Je me questionne cependant sur le fait que la thérapeute ne respecte pas le secret professionnel en allant rencontrer Ludo pour en connaître davantage sur Claire. Peut-être que le réalisateur a voulu nous montrer que, pour Catherine (la psy), la curiosité était devenue intolérable et que c’est ce qui l’a menée à violer l’éthique de sa profession en enquêtant sur sa cliente. Ce n’est pas clair dans le film.
Quoi qu’il en soit, Celle que vous croyez est un film extraordinaire pour l’amateur d’un bon cinéma profond. Juliette Binoche joue formidablement bien, mais ce n’est pas nouveau; elle a toujours été à la hauteur des rôles qu’on lui proposait. Les scènes du duo Garcia-Binoche sont un pur délice.
Le tout est accompagné de très beaux textes, dont ceux de Marguerite Duras, Claire étant prof de littérature dans un lycée.
Ce film parle d’une femme cougar, de sa jouissance, de son égoïsme, de son besoin de réinventer sa vie. « L’amour, c’est quoi sans le désir? » Notre vie n’a pas qu’une seule fin possible. « J’aimerais mourir mais pas abandonnée » A-t-on le droit de jouer avec les sentiments de l’autre?
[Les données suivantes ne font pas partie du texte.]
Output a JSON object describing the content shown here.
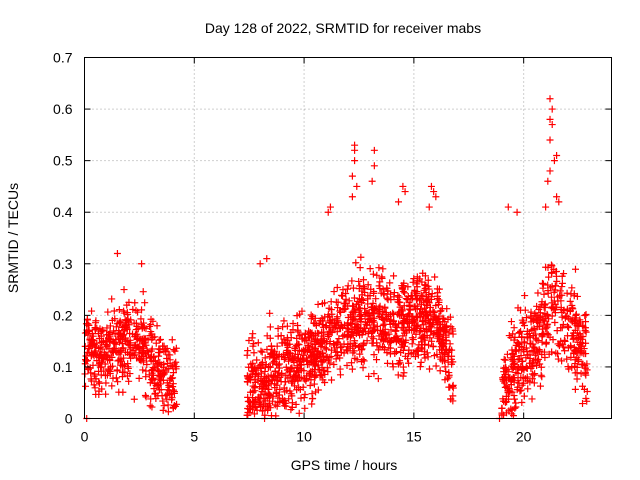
{
  "colors": {
    "points": "#ff0000",
    "grid": "#a0a0a0",
    "axis": "#000000"
  },
  "chart_data": {
    "type": "scatter",
    "marker": "plus",
    "title": "Day 128 of 2022, SRMTID for receiver mabs",
    "xlabel": "GPS time / hours",
    "ylabel": "SRMTID / TECUs",
    "xlim": [
      0,
      24
    ],
    "ylim": [
      0,
      0.7
    ],
    "xticks": [
      0,
      5,
      10,
      15,
      20
    ],
    "xtick_labels": [
      "0",
      "5",
      "10",
      "15",
      "20"
    ],
    "yticks": [
      0,
      0.1,
      0.2,
      0.3,
      0.4,
      0.5,
      0.6,
      0.7
    ],
    "ytick_labels": [
      "0",
      "0.1",
      "0.2",
      "0.3",
      "0.4",
      "0.5",
      "0.6",
      "0.7"
    ],
    "grid": true,
    "series": [
      {
        "name": "SRMTID",
        "segments": [
          {
            "x_start": 0.0,
            "x_end": 4.2,
            "profile": [
              [
                0.0,
                0.12
              ],
              [
                1.0,
                0.13
              ],
              [
                2.0,
                0.16
              ],
              [
                3.0,
                0.12
              ],
              [
                4.2,
                0.05
              ]
            ],
            "spread": 0.07,
            "count": 480
          },
          {
            "x_start": 7.4,
            "x_end": 16.8,
            "profile": [
              [
                7.4,
                0.05
              ],
              [
                8.5,
                0.08
              ],
              [
                10.0,
                0.11
              ],
              [
                11.5,
                0.17
              ],
              [
                12.5,
                0.2
              ],
              [
                14.0,
                0.18
              ],
              [
                15.0,
                0.2
              ],
              [
                16.0,
                0.19
              ],
              [
                16.8,
                0.1
              ]
            ],
            "spread": 0.08,
            "count": 1250
          },
          {
            "x_start": 19.0,
            "x_end": 22.9,
            "profile": [
              [
                19.0,
                0.04
              ],
              [
                19.5,
                0.1
              ],
              [
                20.5,
                0.15
              ],
              [
                21.3,
                0.22
              ],
              [
                22.0,
                0.18
              ],
              [
                22.9,
                0.12
              ]
            ],
            "spread": 0.09,
            "count": 460
          }
        ],
        "peaks": [
          {
            "x": 1.5,
            "y": 0.32
          },
          {
            "x": 2.6,
            "y": 0.3
          },
          {
            "x": 1.8,
            "y": 0.25
          },
          {
            "x": 8.0,
            "y": 0.3
          },
          {
            "x": 8.3,
            "y": 0.31
          },
          {
            "x": 11.2,
            "y": 0.41
          },
          {
            "x": 11.1,
            "y": 0.4
          },
          {
            "x": 12.3,
            "y": 0.53
          },
          {
            "x": 12.3,
            "y": 0.52
          },
          {
            "x": 12.3,
            "y": 0.5
          },
          {
            "x": 12.2,
            "y": 0.47
          },
          {
            "x": 12.4,
            "y": 0.45
          },
          {
            "x": 12.2,
            "y": 0.43
          },
          {
            "x": 13.2,
            "y": 0.52
          },
          {
            "x": 13.2,
            "y": 0.49
          },
          {
            "x": 13.1,
            "y": 0.46
          },
          {
            "x": 14.5,
            "y": 0.45
          },
          {
            "x": 14.6,
            "y": 0.44
          },
          {
            "x": 14.3,
            "y": 0.42
          },
          {
            "x": 15.8,
            "y": 0.45
          },
          {
            "x": 15.9,
            "y": 0.44
          },
          {
            "x": 16.0,
            "y": 0.43
          },
          {
            "x": 15.7,
            "y": 0.41
          },
          {
            "x": 19.3,
            "y": 0.41
          },
          {
            "x": 19.7,
            "y": 0.4
          },
          {
            "x": 21.2,
            "y": 0.62
          },
          {
            "x": 21.3,
            "y": 0.6
          },
          {
            "x": 21.2,
            "y": 0.58
          },
          {
            "x": 21.3,
            "y": 0.57
          },
          {
            "x": 21.2,
            "y": 0.54
          },
          {
            "x": 21.5,
            "y": 0.51
          },
          {
            "x": 21.4,
            "y": 0.5
          },
          {
            "x": 21.2,
            "y": 0.48
          },
          {
            "x": 21.1,
            "y": 0.46
          },
          {
            "x": 21.5,
            "y": 0.43
          },
          {
            "x": 21.6,
            "y": 0.42
          },
          {
            "x": 21.0,
            "y": 0.41
          }
        ],
        "zeros": [
          0.1,
          8.2,
          18.9
        ]
      }
    ]
  }
}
Mais ne le fait-on pas constamment? Le film pose ces questions.
À voir, écouter et savourer. Un grand film actuel.
10/10
Visionnez la bande-annonce :
© 2023 Le petit septième
Bonjour,
Je viens de voir le film. Votre compte-rendu est fidèle, cela dit nos interprétations de la fin diffère. En effet comme vous le dites celle-ci n est pas claire (Ou devrais-je dire Claire).
Vous semblez penser que la psy s est véritablement rendue auprès de Ludo afin de recueillir son témoignage et lui apprendre que Claire est en clinique. Mais justement, la psy finit par se rendre dans la clinique pour dire au revoir à sa patiente, et bien qu elle n a pas respecté la distance déontologique à laquelle un médecin est soumis, Claire la salue par un « au revoir docteur », après lui avoir dit qu elle a changé la fin de son ouvrage. Alors : on ignore si tout l épisode du psy rencontrant Ludo, et son mensonge quant au suicide d Alex, est une fiction de Claire, une fin alternative à son roman, ou si cela s est véritablement passé. C est équivoque, en ligne avec les ambiguïtés du film et les fins multiples (c est une belle mise en abyme).
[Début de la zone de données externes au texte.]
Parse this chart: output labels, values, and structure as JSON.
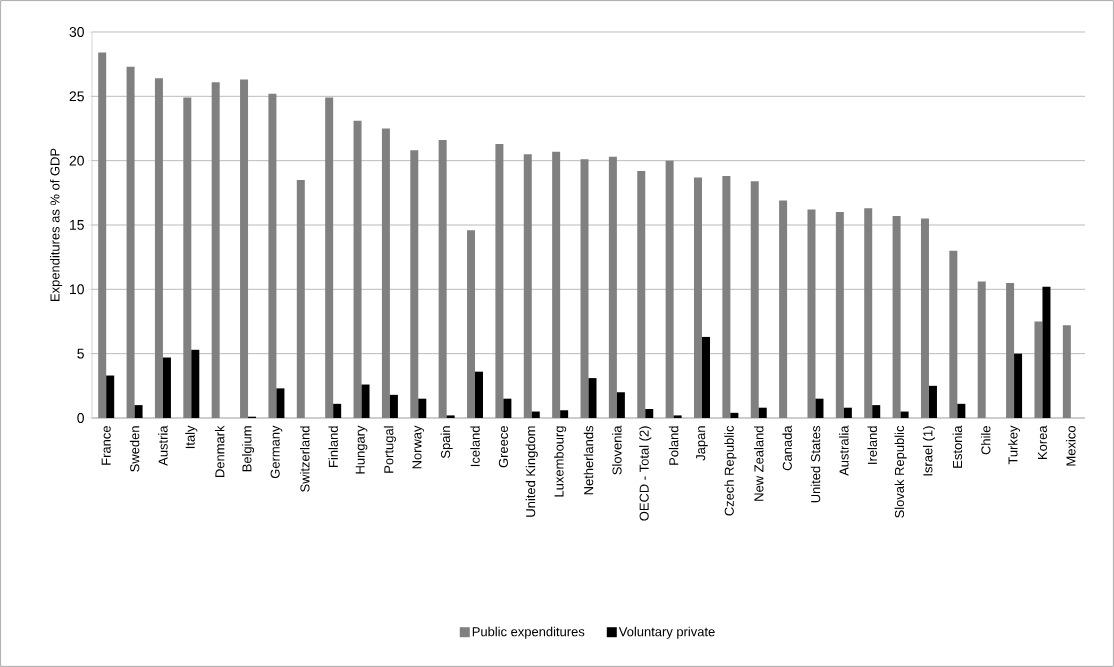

Le compte-rendu n’est pas tout à fait fidèle. Claire n’enseigne pas le français en lycée mais la littérature comparée à l’université. Nicole Garcia n’est pas psychologue mais psychanalyste et psychiatre. Ces ‘détails’ sont importants. Et la psy n’envie pas les folies de sa patiente et non cliente, absolument pas…
Il ne s’agit pas d’un film sur une cougar qui ne supporte pas la vieillesse et la perte de son pouvoir de séduction. C’est un film bien plus complexe qui soulève des questions insolubles sur les rapports amoureux, l’évolution des relations humaines dans la société contemporaine, la non-acceptation de soi… Le subtil mélange du virtuel et du réel sert avec finesse le propos malgré quelques lourdeurs liées au contenu des cours de Claire par exemple.